Maybe a few too many beers and a conversation during Oktoberfest in Germany a few years back.
Lochie Elliot (22), of Paerau, said that was what started the Mongol Rally journey for him and five friends in two 2001 Fiat Puntos, travelling from England to Mongolia and Russia.
He returned home last week after completing the race with friends Stephen and Grant Restieaux, of Clinton, Brendon Thomas, of Middlemarch, James Lyall, of Wanaka, and Fraser Leslie, of Clinton.
Summing up the trip, Mr Elliot said it was a ‘‘really good'' experience and gave them an insight into what life was like in that part of the world.
‘‘It was great to have a look at some of those countries you probably wouldn't go to unless you were on an adventure like the rally.''
The Mongol Rally is a charity race across Europe and Central Asia, to Mongolia and Russia with no prize for first place.
Vehicles must be under 1000cc, no support vehicles are allowed and teams must raise at least $NZ2300 for charity.
His team, ‘‘Sheepish Kiwis'', raised about £1670 ($NZ4000) for Cool Earth, a United Kingdom-based charity chosen by race organisers, which works to save the world's remaining rainforests.
The team took 32 days to travel the 14,000km across Europe, Turkey, Georgia, Kazakhstan, Mongolia and Russia in two vehicles.
The roads throughout the race were ‘‘tough going'', especially in Kazakhstan, where the team avoided driving on the main roads, and instead drove through paddocks.
The poverty along the way in the former Soviet countries as well as ‘‘supposedly Western'' countries, like Hungary and Romania, was an ‘‘eye-opener'', Mr Elliot said.
Highlights included a trip to Gallipoli in Turkey, and seeing the Blue Mosque in Istanbul.
Travelling with friends in cramped conditions was challenging at times too, and the hot weather, with temperatures some days reaching 52degC.

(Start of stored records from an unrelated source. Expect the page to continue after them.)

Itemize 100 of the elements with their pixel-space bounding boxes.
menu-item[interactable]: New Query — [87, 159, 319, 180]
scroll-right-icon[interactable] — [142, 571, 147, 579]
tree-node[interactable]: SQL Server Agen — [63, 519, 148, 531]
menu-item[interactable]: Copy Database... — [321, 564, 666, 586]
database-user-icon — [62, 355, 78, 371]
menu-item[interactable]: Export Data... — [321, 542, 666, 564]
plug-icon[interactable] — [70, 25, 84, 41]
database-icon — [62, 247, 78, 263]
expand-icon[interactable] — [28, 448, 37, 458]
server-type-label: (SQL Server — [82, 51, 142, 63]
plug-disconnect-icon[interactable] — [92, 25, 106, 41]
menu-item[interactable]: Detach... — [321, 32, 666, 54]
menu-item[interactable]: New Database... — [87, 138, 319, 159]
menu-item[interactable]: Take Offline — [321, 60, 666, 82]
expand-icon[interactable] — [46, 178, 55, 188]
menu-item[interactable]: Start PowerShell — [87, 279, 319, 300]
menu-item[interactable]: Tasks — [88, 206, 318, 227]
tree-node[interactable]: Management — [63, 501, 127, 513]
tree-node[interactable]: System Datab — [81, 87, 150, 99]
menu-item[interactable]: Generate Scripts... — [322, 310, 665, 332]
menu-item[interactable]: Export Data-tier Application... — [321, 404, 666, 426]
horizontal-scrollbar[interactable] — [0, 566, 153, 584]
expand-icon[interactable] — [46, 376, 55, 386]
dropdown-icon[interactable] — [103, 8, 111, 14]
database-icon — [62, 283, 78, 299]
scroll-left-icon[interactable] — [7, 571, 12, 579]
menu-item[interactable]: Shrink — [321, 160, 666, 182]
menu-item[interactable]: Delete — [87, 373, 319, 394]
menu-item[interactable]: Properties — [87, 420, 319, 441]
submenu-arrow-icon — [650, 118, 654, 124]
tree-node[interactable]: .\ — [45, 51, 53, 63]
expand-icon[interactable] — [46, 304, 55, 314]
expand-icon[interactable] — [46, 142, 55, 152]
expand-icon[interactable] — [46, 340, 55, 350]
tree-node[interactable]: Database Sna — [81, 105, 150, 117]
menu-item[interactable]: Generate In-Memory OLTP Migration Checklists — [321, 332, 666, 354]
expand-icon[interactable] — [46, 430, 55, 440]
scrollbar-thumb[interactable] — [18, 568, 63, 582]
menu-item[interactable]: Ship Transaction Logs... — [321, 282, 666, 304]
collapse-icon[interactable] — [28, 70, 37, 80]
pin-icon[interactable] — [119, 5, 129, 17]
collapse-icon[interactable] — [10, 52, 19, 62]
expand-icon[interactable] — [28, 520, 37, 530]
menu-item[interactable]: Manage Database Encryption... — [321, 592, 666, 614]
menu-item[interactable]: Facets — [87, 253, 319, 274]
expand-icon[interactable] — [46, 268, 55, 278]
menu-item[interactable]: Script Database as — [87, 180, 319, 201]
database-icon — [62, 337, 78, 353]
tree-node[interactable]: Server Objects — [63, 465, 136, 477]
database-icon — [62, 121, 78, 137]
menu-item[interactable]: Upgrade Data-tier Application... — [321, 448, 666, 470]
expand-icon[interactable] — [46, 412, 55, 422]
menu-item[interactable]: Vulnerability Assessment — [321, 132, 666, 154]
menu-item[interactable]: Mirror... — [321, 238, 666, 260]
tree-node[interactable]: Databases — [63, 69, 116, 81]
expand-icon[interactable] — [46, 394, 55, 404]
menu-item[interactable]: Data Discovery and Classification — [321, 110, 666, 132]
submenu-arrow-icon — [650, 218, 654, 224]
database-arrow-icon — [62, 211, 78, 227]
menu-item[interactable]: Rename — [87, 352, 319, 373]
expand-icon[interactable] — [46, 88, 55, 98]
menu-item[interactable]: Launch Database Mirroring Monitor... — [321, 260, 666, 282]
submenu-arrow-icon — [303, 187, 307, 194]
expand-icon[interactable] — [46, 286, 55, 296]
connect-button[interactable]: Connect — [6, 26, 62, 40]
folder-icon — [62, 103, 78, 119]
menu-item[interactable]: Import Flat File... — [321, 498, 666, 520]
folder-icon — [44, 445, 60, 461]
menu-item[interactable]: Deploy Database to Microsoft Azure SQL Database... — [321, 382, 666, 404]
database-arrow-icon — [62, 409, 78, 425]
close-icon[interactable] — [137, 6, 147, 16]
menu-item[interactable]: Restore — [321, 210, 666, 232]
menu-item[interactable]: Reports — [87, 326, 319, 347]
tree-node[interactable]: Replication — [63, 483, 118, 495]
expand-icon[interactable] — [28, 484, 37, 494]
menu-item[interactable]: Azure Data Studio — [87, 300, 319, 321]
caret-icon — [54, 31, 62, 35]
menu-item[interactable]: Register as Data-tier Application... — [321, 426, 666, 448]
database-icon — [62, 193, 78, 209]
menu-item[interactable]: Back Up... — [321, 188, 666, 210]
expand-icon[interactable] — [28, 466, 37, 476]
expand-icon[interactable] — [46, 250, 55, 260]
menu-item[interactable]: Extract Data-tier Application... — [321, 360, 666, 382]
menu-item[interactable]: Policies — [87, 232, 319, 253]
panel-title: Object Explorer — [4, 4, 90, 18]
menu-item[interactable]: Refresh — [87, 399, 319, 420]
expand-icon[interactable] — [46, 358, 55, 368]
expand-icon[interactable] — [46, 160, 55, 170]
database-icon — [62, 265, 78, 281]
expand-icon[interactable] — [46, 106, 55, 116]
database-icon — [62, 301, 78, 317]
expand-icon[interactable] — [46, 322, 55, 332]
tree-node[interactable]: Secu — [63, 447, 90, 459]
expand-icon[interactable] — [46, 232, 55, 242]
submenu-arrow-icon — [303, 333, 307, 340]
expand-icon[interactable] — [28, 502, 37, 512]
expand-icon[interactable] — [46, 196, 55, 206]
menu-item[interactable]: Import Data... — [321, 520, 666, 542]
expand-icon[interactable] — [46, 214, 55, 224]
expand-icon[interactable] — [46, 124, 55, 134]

Along the way there was only one small ‘‘break down'' incident, a flat tyre, but otherwise they got through without a hitch, he said.
However, the vehicles, named Poppy and Fanny, were ‘‘pretty buggered'' by the end of the race, with broken shock absorbers, snapped rear springs, and a ‘‘pretty rusted out'' floor.
Mr Elliot was now working on his family's farm in the Paerau Valley, while team mates were back home in Otago and Australia, while one started his overseas experience in England.
Mr Elliot said he would highly recommend the race to anyone who wanted to do something outside the ‘‘normal'' on their OE.